纸浆求解器:如何使用循环设置最小变量生产
Pulp solver :How to set a minimal variable production using a loop
我有这张 Toy factory 的唱片 :
# Import the PuLP lib
from pulp import *
# Products list
products = ["car", "bicycle"]
#Profit per product in $
profit = {"car": 8, "bicycle": 12}
# Used resources per product in kgs
plasticAmount = {"car": 2, "bicycle": 4}
woodAmount = {"car": 1, "bicycle": 1}
steelAmount = {"car": 3, "bicycle": 2}
# Setting Problem variables dictionary
x = LpVariable.dicts("products ", products , 0)
# The Objective function : Maximising profit in $
prob += lpSum([profit[i] * x[i] for i in products ]), "Maximise"
# Total Stock amount Constraints in kgs
prob += lpSum([plasticAmount[i] * x[i] for i in products]) <= 142 ,"MaxPlastic"
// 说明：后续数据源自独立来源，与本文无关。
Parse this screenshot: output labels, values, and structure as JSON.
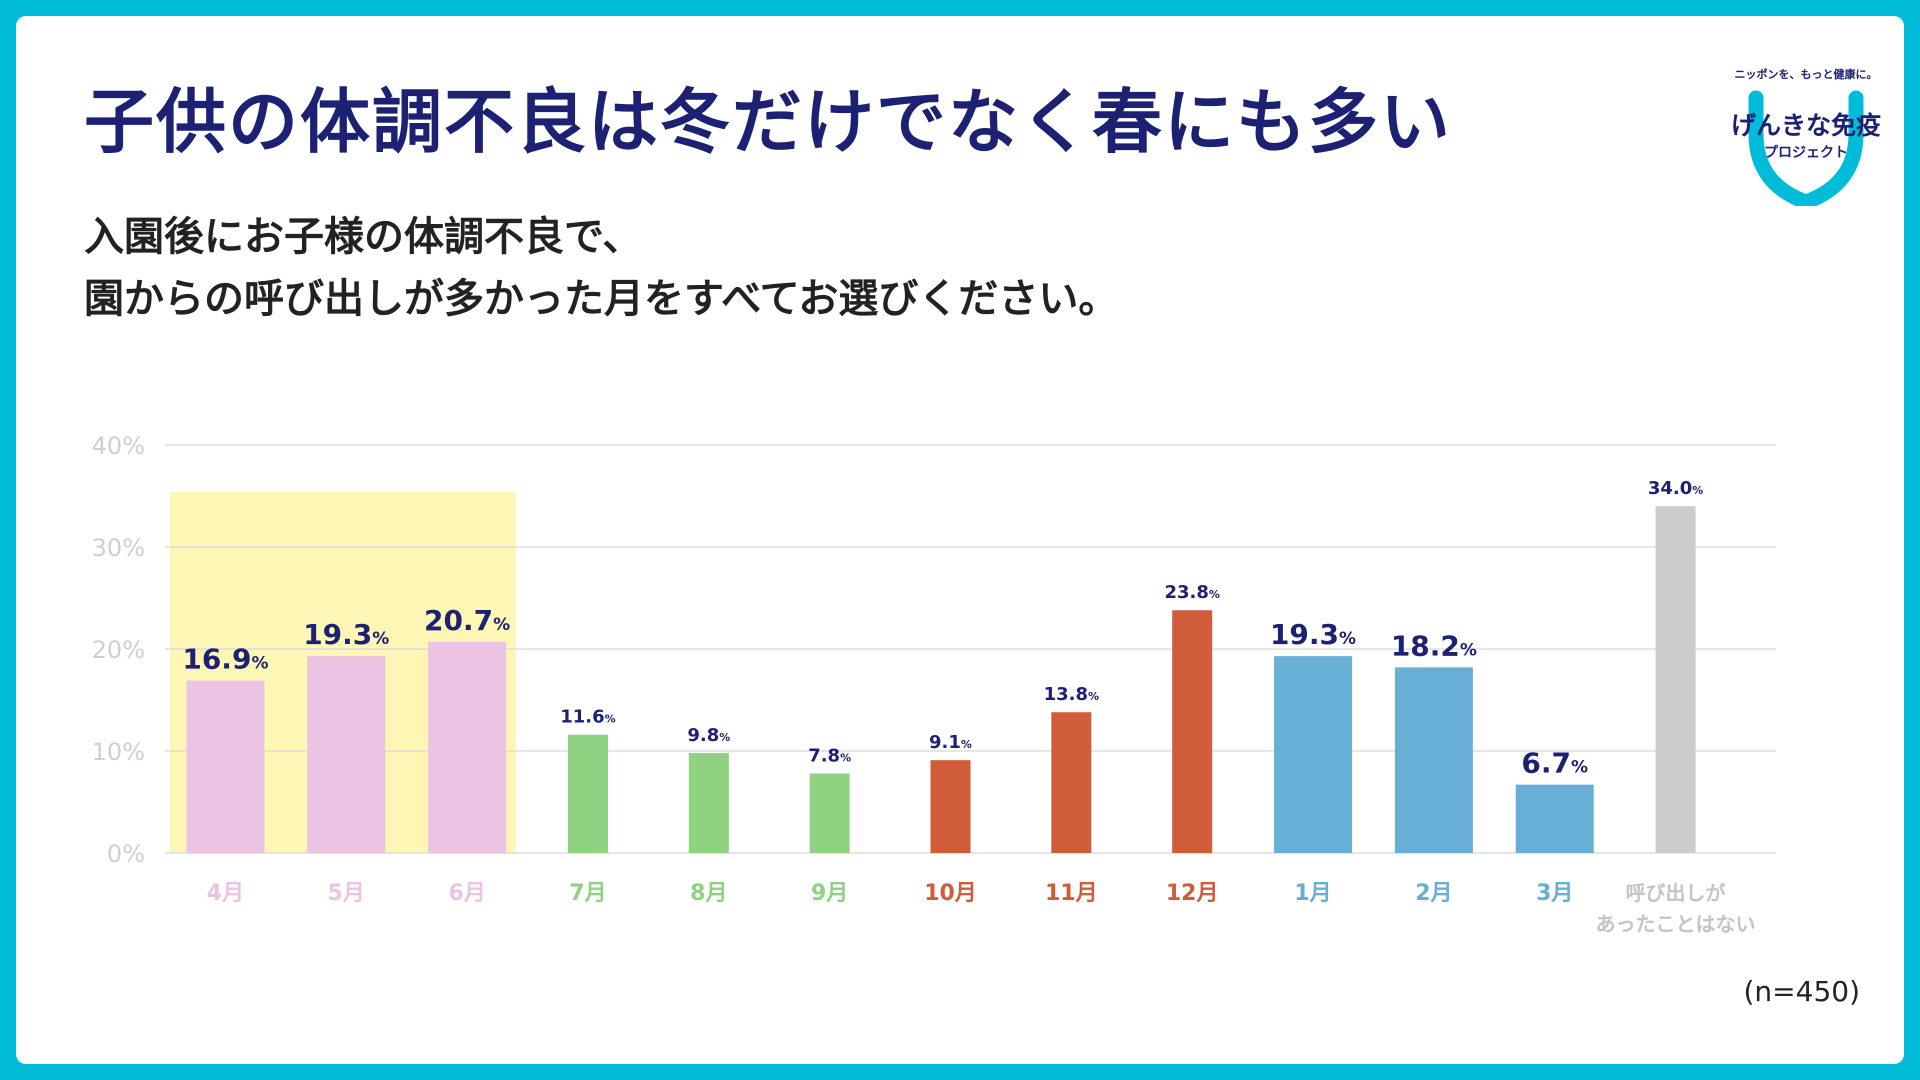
{
  "title": "子供の体調不良は冬だけでなく春にも多い",
  "subtitle": {
    "line1": "入園後にお子様の体調不良で、",
    "line2": "園からの呼び出しが多かった月をすべてお選びください。"
  },
  "logo": {
    "tagline": "ニッポンを、もっと健康に。",
    "main": "げんきな免疫",
    "sub": "プロジェクト",
    "ring_color": "#00bcd9"
  },
  "sample_size": "(n=450)",
  "colors": {
    "spring": "#ecc3e3",
    "summer": "#8fd282",
    "autumn": "#d05c3a",
    "winter": "#68afd6",
    "none": "#cccccc",
    "highlight": "#fdf6b4",
    "value_text": "#1d2174",
    "grid": "#dddddd",
    "axis_text": "#cfcfcf"
  },
  "chart_data": {
    "type": "bar",
    "title": "",
    "xlabel": "",
    "ylabel": "",
    "ylim": [
      0,
      40
    ],
    "yticks": [
      "0%",
      "10%",
      "20%",
      "30%",
      "40%"
    ],
    "grid": true,
    "categories": [
      "4月",
      "5月",
      "6月",
      "7月",
      "8月",
      "9月",
      "10月",
      "11月",
      "12月",
      "1月",
      "2月",
      "3月",
      "呼び出しがあったことはない"
    ],
    "category_lines": [
      [
        "4月"
      ],
      [
        "5月"
      ],
      [
        "6月"
      ],
      [
        "7月"
      ],
      [
        "8月"
      ],
      [
        "9月"
      ],
      [
        "10月"
      ],
      [
        "11月"
      ],
      [
        "12月"
      ],
      [
        "1月"
      ],
      [
        "2月"
      ],
      [
        "3月"
      ],
      [
        "呼び出しが",
        "あったことはない"
      ]
    ],
    "values": [
      16.9,
      19.3,
      20.7,
      11.6,
      9.8,
      7.8,
      9.1,
      13.8,
      23.8,
      19.3,
      18.2,
      6.7,
      34.0
    ],
    "value_labels": [
      "16.9",
      "19.3",
      "20.7",
      "11.6",
      "9.8",
      "7.8",
      "9.1",
      "13.8",
      "23.8",
      "19.3",
      "18.2",
      "6.7",
      "34.0"
    ],
    "value_unit": "%",
    "groups": [
      "spring",
      "spring",
      "spring",
      "summer",
      "summer",
      "summer",
      "autumn",
      "autumn",
      "autumn",
      "winter",
      "winter",
      "winter",
      "none"
    ],
    "emphasized": [
      true,
      true,
      true,
      false,
      false,
      false,
      false,
      false,
      false,
      true,
      true,
      true,
      false
    ],
    "highlighted_categories": [
      "4月",
      "5月",
      "6月"
    ]
  }
}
prob += lpSum([woodAmount [i] * x[i] for i in products]) <= 117 ,"MaxWood"
prob += lpSum([steelAmount[i] * x[i] for i in products]) <= 124 ,"MaxSteel"
# This constraints is not working : Minimal production amount should be at least 10 on each products ( need at least 10 Cars and 10 bicycles)
prob += lpSum([x[i] for i in produits]) >= 10 ,"MinProdObjs"
我应该如何为每个产品设置最低生产价值10?
如果我有 200 个产品,我应该如何以更优雅的方式写这个?
LP是否正确?
最小生产约束:
prob += lpSum([x[i] for i in produits]) >= 10 ,"MinProdObjs"
简单的意思(其实car是一个"amount of cars",bicycle也是'an amount of bicycles'...可能变量名不太好听...)
prob += car + bicycle >= 10
或
prob += x1 + x2 >= 10
但它并没有像预期的那样工作...
如果 x[p] 是产品生产的单位数 p in P,那么您只需添加以下形式的约束:
x[p] >= 10 forall p in P
翻译成代码:
for p in products:
prob += x[p] >= 10, f"min production units for product {p}"
在你的约束下
prob += lpSum([x[i] for i in produits]) >= 10 ,"MinProdObjs"
你的意思是你想要所有物品的总产值至少为 10。
另请注意,您的变量目前是小数,您可能希望使用整数。
我有这张 Toy factory 的唱片 :
# Import the PuLP lib
from pulp import *
# Products list
products = ["car", "bicycle"]
#Profit per product in $
profit = {"car": 8, "bicycle": 12}
# Used resources per product in kgs
plasticAmount = {"car": 2, "bicycle": 4}
woodAmount = {"car": 1, "bicycle": 1}
steelAmount = {"car": 3, "bicycle": 2}
# Setting Problem variables dictionary
x = LpVariable.dicts("products ", products , 0)
# The Objective function : Maximising profit in $
prob += lpSum([profit[i] * x[i] for i in products ]), "Maximise"
# Total Stock amount Constraints in kgs
prob += lpSum([plasticAmount[i] * x[i] for i in products]) <= 142 ,"MaxPlastic"
prob += lpSum([woodAmount [i] * x[i] for i in products]) <= 117 ,"MaxWood"
prob += lpSum([steelAmount[i] * x[i] for i in products]) <= 124 ,"MaxSteel"
# This constraints is not working : Minimal production amount should be at least 10 on each products ( need at least 10 Cars and 10 bicycles)
prob += lpSum([x[i] for i in produits]) >= 10 ,"MinProdObjs"
我应该如何为每个产品设置最低生产价值10?
如果我有 200 个产品,我应该如何以更优雅的方式写这个?
LP是否正确?
最小生产约束:
prob += lpSum([x[i] for i in produits]) >= 10 ,"MinProdObjs"
简单的意思(其实car是一个"amount of cars",bicycle也是'an amount of bicycles'...可能变量名不太好听...)
prob += car + bicycle >= 10
或
prob += x1 + x2 >= 10
但它并没有像预期的那样工作...
如果 x[p] 是产品生产的单位数 p in P,那么您只需添加以下形式的约束:
x[p] >= 10 forall p in P
翻译成代码:
for p in products:
prob += x[p] >= 10, f"min production units for product {p}"
在你的约束下
prob += lpSum([x[i] for i in produits]) >= 10 ,"MinProdObjs"
你的意思是你想要所有物品的总产值至少为 10。
另请注意,您的变量目前是小数,您可能希望使用整数。